Reklama

"Wszystko o moim starym", czyli jakim ojcem jest Robert De Niro

Życie prywatne Roberta De Niro w skrócie? Dwie żony, gromadka dzieci i patchworkowa rodzina! 79-latek, grający właśnie główną rolę w przebojowej komedii "Wszystko o moim starym", na początku maja poinformował, że właśnie po raz siódmy został ojcem.

Robert De Niro: W wieku 79 lat znów został ojcem

Informację o siódmym dziecku Robert De Niro ujawnił w dość nietypowy sposób. Gdy podczas wywiadu promującego komedię Laury Terruso "Wszystko o moim starym" dla "ET Canada", dziennikarka wspomniała o szóstce dzieci gwiazdora, ten zaskoczył ją wyznaniem. "Właściwie to mam ich siedmioro. Właśnie urodziło mi się dziecko" - wyjawił 79-letni De Niro.

Reklama

Dwukrotny laureat Oscara nie zdradził jednak w tej rozmowie żadnych szczegółów na temat płci i imienia maleństwa, nie ujawnił on też personaliów swojej partnerki. W tej ostatniej kwestii wyręczyła go Kim Cattrall, która partneruje mu w jego nowym filmie.

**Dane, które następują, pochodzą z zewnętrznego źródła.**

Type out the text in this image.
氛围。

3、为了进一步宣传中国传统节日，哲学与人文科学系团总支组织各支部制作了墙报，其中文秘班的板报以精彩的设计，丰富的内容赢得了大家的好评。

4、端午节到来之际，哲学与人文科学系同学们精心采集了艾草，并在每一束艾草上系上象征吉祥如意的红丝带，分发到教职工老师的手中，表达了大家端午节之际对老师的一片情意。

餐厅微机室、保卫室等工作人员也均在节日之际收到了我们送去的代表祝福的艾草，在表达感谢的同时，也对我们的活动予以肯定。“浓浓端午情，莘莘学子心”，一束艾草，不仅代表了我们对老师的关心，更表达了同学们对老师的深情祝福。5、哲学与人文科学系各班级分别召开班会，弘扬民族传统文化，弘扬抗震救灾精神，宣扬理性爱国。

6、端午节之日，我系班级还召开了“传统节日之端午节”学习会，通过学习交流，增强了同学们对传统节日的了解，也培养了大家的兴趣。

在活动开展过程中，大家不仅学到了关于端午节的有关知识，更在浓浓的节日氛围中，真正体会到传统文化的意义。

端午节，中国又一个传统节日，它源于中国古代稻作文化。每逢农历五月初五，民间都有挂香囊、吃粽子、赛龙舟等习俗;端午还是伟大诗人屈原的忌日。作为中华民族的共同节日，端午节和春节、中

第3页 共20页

"Niech Bóg błogosławi jemu i jego drugiej połówce. Tiffany jest tak piękną i wspaniałą kobietą. Cieszę się ich szczęściem" - stwierdziła gwiazda "Seksu w wielkim mieście" w rozmowie z "Extra". Wskazała tym samym, że matką dziecka jest Tiffany Chen, instruktorka sztuk walki, którą gwiazdor "Taksówkarza" poznał w 2015 roku na planie komedii "Praktykant". Para spotyka się ponoć od dwóch lat.

Gayle King, prezenterka porannego programu "CBS Mornings", ujawniła tymczasem, że aktorowi urodziła się córka. De Niro udostępnił redakcji zdjęcie nowonarodzonej pociechy, której wraz z partnerką nadali imię Gia Virginia. "Rodzice są wniebowzięci. Ciąża była planowana, oboje bardzo chcieli mieć razem dziecko. Robert jest niesamowicie podekscytowany" - ogłosiła na antenie dziennikarka. Gia Virginia Chen-De Niro przyszła na świat 6 kwietnia.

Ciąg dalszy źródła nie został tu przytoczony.